Erdem, denizler konusunda asıl farkındalığın 2021 yılındaki müsilajla birlikte ortaya çıktığını belirterek, TÜDAV ile önce 2022 yılındaki 3. Marmara Sempozyumu’na ev sahipliği yaparak bir araya geldiklerini, 2023’te ise Denizlerin Geleceği: Deniz Çayırları projesini hayata geçirdiklerini anımsattı. Bu proje ile deniz çayırlarının bulunduğu yerlerin şamandıralarla işaretlendiğini, veri toplanma süreçlerinin devam ettiğini aktaran Erdem, sözlerini şöyle sürdürdü:

“Akdeniz Havzası açısından ikinci büyük ekosistem ise mercanlar. Pek çok canlı türüne ev sahipliği yapan, denizi ve havayı temizleyen mercanların korunması gerektiği düşüncesiyle yeni projemizi başlattık. Amacımız buradaki ekosistemi canlı tutmayı başarabilmek; buradan doğru verilerin akışını sağlamak ve bu verilerle başka projeleri de hayata geçirebilmek. Bu işi tek bir kurumun yapması zor. Ancak hep birlikte bu bilince sahip olursak ve bu doğrultuda adımlar atabilirsek gerçek manada sonuca etki edecek olumlu gelişmelerin kaydedilmesine vesile oluruz. Bu yüzden projedeki ilk hedeflerimizden biri, çevre illerde bilinçlendirme ve eğitim faaliyetleri de yürütmek.”
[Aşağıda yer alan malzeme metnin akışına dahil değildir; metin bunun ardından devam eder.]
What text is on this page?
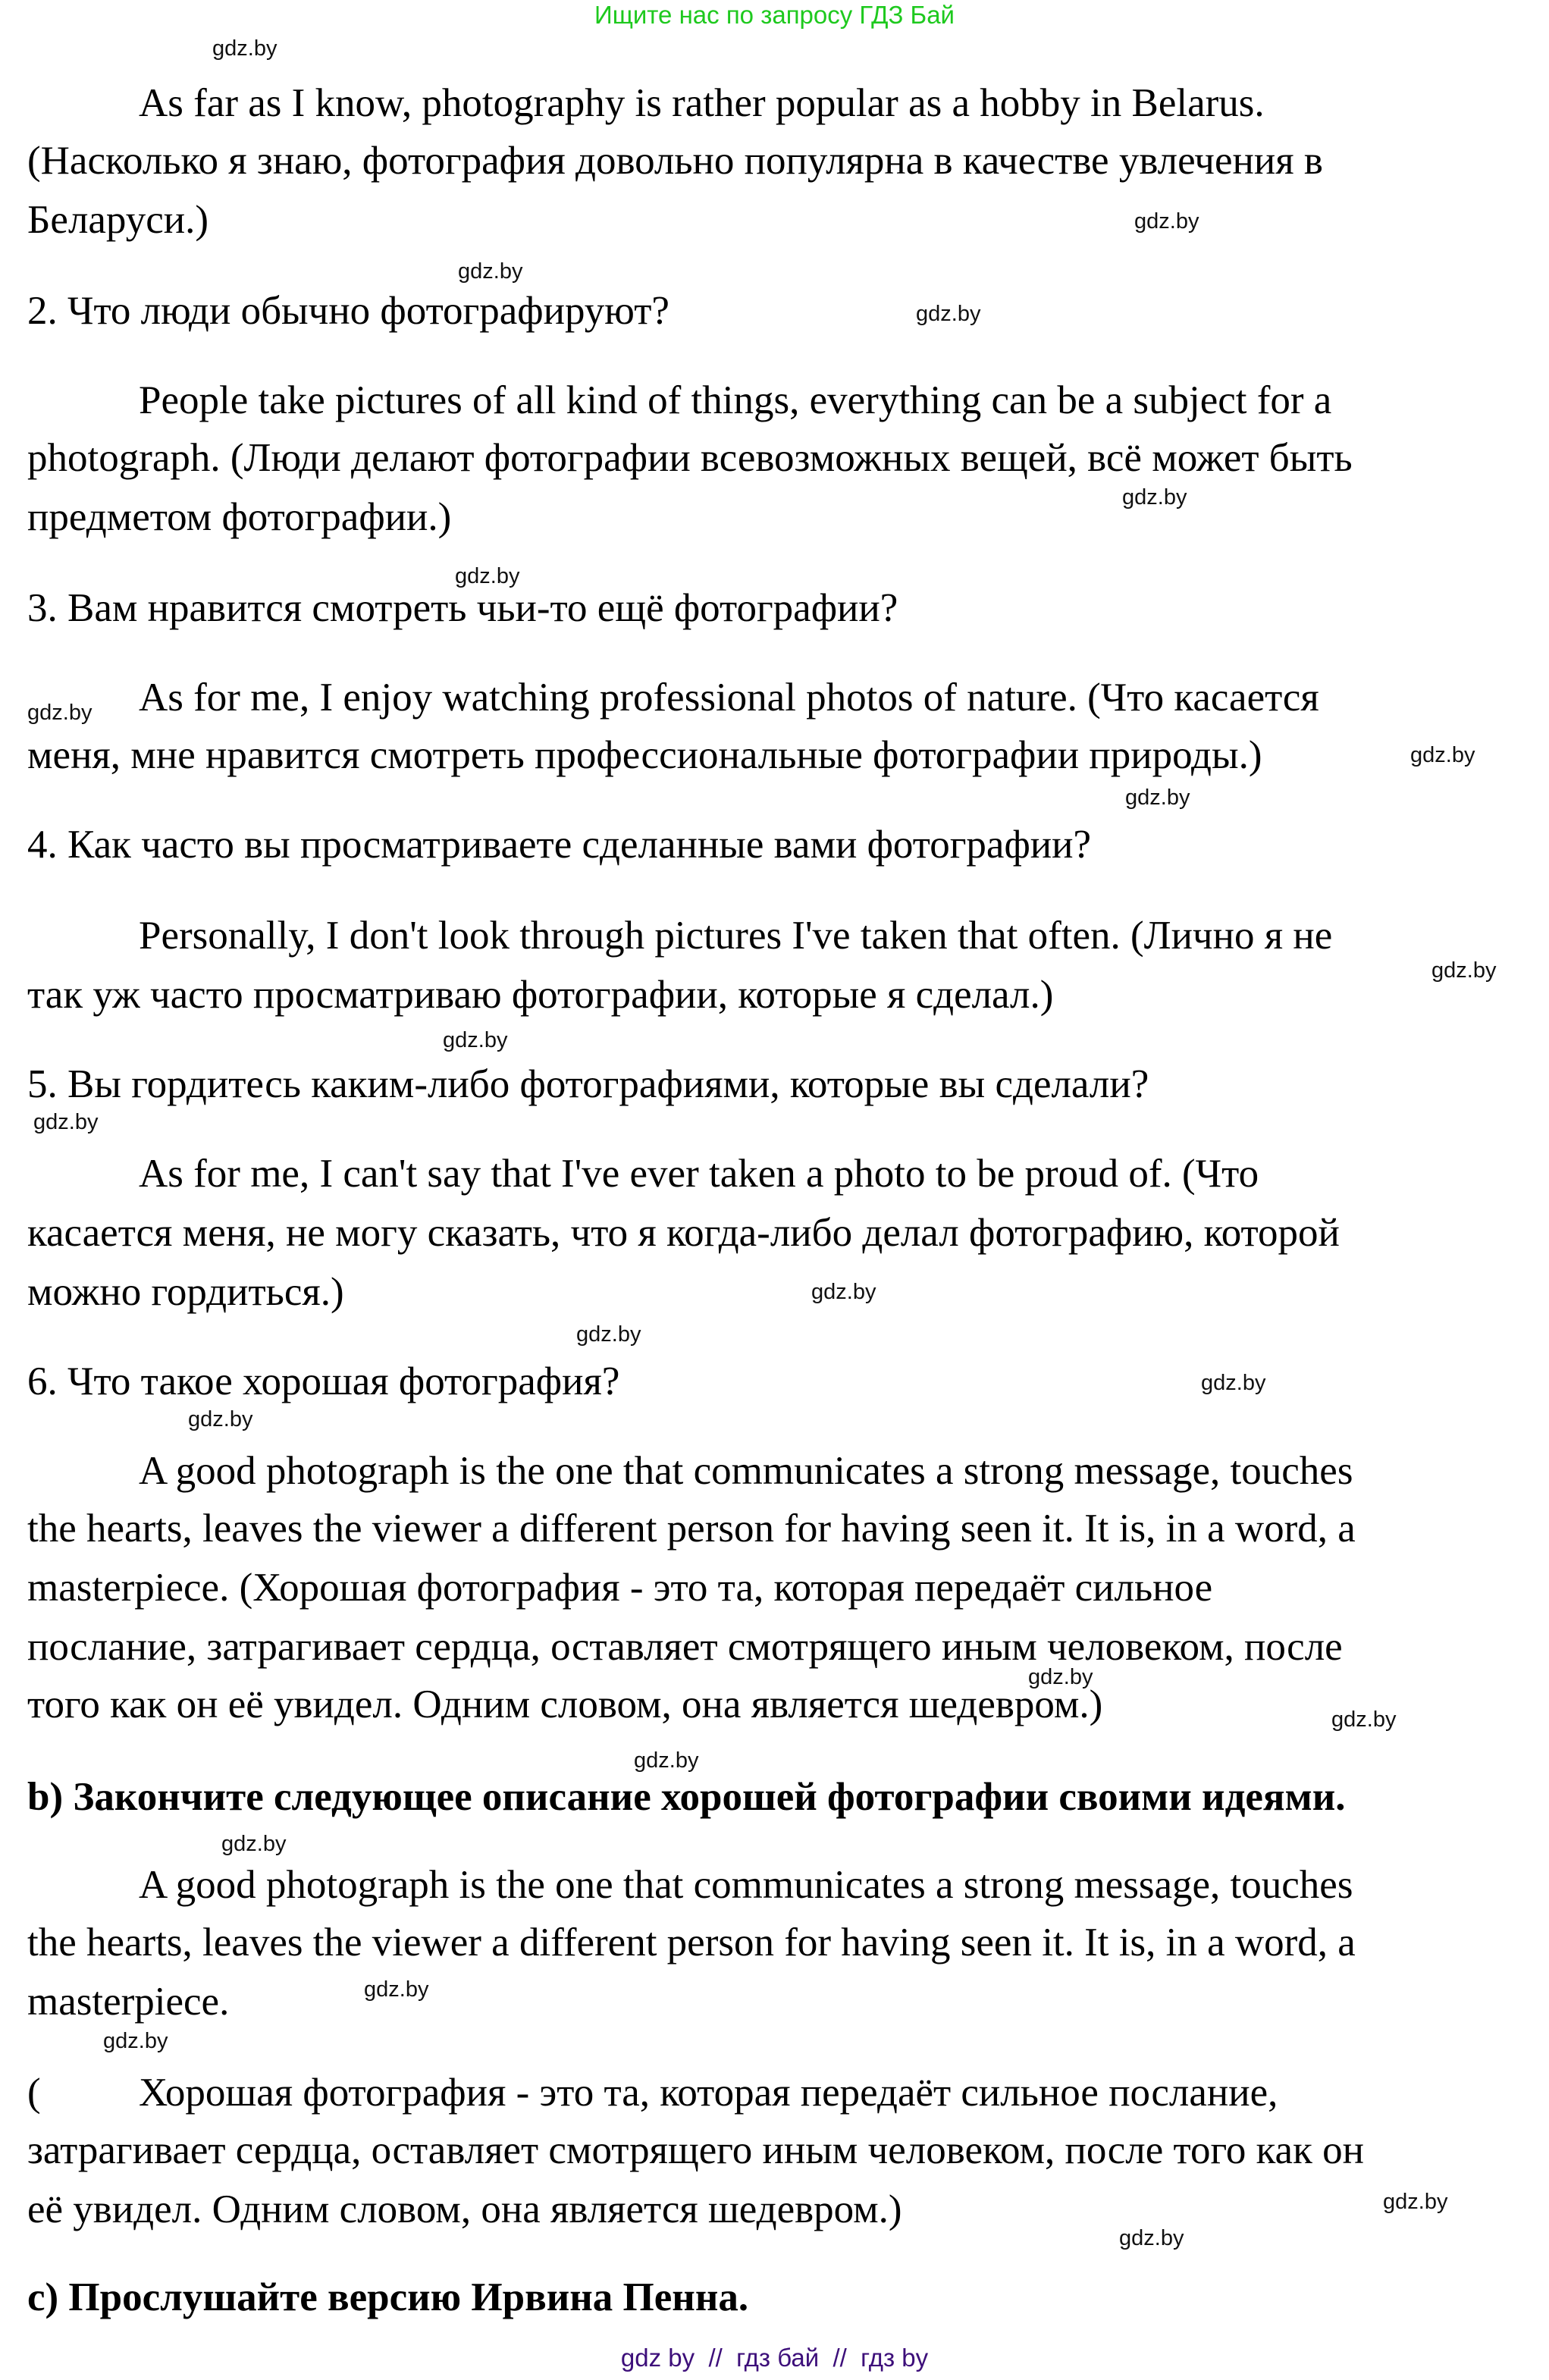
Ищите нас по запросу ГДЗ Бай
As far as I know, photography is rather popular as a hobby in Belarus.
(Насколько я знаю, фотография довольно популярна в качестве увлечения в
Беларуси.)
2. Что люди обычно фотографируют?
People take pictures of all kind of things, everything can be a subject for a
photograph. (Люди делают фотографии всевозможных вещей, всё может быть
предметом фотографии.)
3. Вам нравится смотреть чьи-то ещё фотографии?
As for me, I enjoy watching professional photos of nature. (Что касается
меня, мне нравится смотреть профессиональные фотографии природы.)
4. Как часто вы просматриваете сделанные вами фотографии?
Personally, I don't look through pictures I've taken that often. (Лично я не
так уж часто просматриваю фотографии, которые я сделал.)
5. Вы гордитесь каким-либо фотографиями, которые вы сделали?
As for me, I can't say that I've ever taken a photo to be proud of. (Что
касается меня, не могу сказать, что я когда-либо делал фотографию, которой
можно гордиться.)
6. Что такое хорошая фотография?
A good photograph is the one that communicates a strong message, touches
the hearts, leaves the viewer a different person for having seen it. It is, in a word, a
masterpiece. (Хорошая фотография - это та, которая передаёт сильное
послание, затрагивает сердца, оставляет смотрящего иным человеком, после
того как он её увидел. Одним словом, она является шедевром.)
b) Закончите следующее описание хорошей фотографии своими идеями.
A good photograph is the one that communicates a strong message, touches
the hearts, leaves the viewer a different person for having seen it. It is, in a word, a
masterpiece.
( Хорошая фотография - это та, которая передаёт сильное послание,
затрагивает сердца, оставляет смотрящего иным человеком, после того как он
её увидел. Одним словом, она является шедевром.)
c) Прослушайте версию Ирвина Пенна.
gdz.by
gdz.by
gdz.by
gdz.by
gdz.by
gdz.by
gdz.by
gdz.by
gdz.by
gdz.by
gdz.by
gdz.by
gdz.by
gdz.by
gdz.by
gdz.by
gdz.by
gdz.by
gdz.by
gdz.by
gdz.by
gdz.by
gdz.by
gdz.by
gdz by  //  гдз бай  //  гдз by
Bayram Öztürk: “Siyah ve taş mercanlar sadece iklim değişikliği değil insan etkileriyle de tehdit altında”
TÜDAV Başkanı Prof. Dr. Bayram Öztürk ise deniz çayırlarından sonra Akdeniz’in en önemli ikinci ekosistemi olarak kabul edilen, 400’ün üzerinde canlı türüne ev sahipliği yapan taş mercanların ve ayrıca siyah mercanların balıkçılıkta kullanılan ağlar nedeniyle yerinden oynatıldığını ve bunun ölümlerine yol açtığını söyledi.
Taş mercanlarda yaşanan beyazlaşma, beraberinde barındırdığı türlerin kaybına neden olacak önemli bir biyolojik çeşitlilik tehdidi olduğuna dikkat çeken Prof. Dr. Öztürk, şöyle konuştu:
“ Taş mercanların durumunu yakından izlemek, deniz ekosistemlerinin geleceği için kritik öneme sahip. Taş mercanlar ise yalnızca iklim değişikliğiyle değil, aynı zamanda insan kaynaklı tehditlerle de karşı karşıya. Koloni halinde yaşayan taş mercanlar, Akdeniz’de hedef dışı avlanan ve nesilleri tehlikede olan türler arasında bulunuyor. Bu nedenle Vakfımız balıkçı kooperatifleriyle iş birliği yaparak, türün korunmasına yönelik çalışmalar yürütüyor.”

"Yasal koruma altındalar"
Fosil niteliği taşıyan türlerin Akdeniz’de en az on bin yıllık bir geçmişe sahip olduğunu aktaran Öztürk, “Yılda sadece 2 ila 5 milimetre büyüyebilen taş mercanlar, yavaş gelişimleri nedeniyle son derece hassas. Uluslararası Doğayı Koruma Birliği’nin (IUCN) Kırmızı Listesi’nde yer alan bu tür, 2022 yılında bizim önerimizle Türkiye'de yasal koruma altına alındı. Şimdi ise İş Bankası’nın desteğiyle başlattığımız yeni projemizle mercanları koruyarak deniz ekosisteminin sürdürülebilirliğine katkı sağlamayı hedefliyoruz” dedi.

Mercanları yaşatalım, denizleri koruyalım!
Proje kapsamında yaklaşık 4 bin öğrenciye denizlerdeki biyolojik çeşitlilik ve mercanlar konusunda farkındalık eğitimi verilmesi amaçlanıyor. Ayrıca gemi üzerinde uygulamalı eğitimler de yapılıyor. Bu bilincin genç yaşta verilmesi çok önemli. Kıyıya dönerken ülkemizin birçok ilinde aynı anda çıkan yangınları, doğayı nasıl kaybettiğimizi düşündüm. Yitirdiğimiz ormanlardan sonra sırada denizler mi var? Umarım çok geç kalmadan herkes bu farkındalığa ulaşır ve elini taşın altına koyar.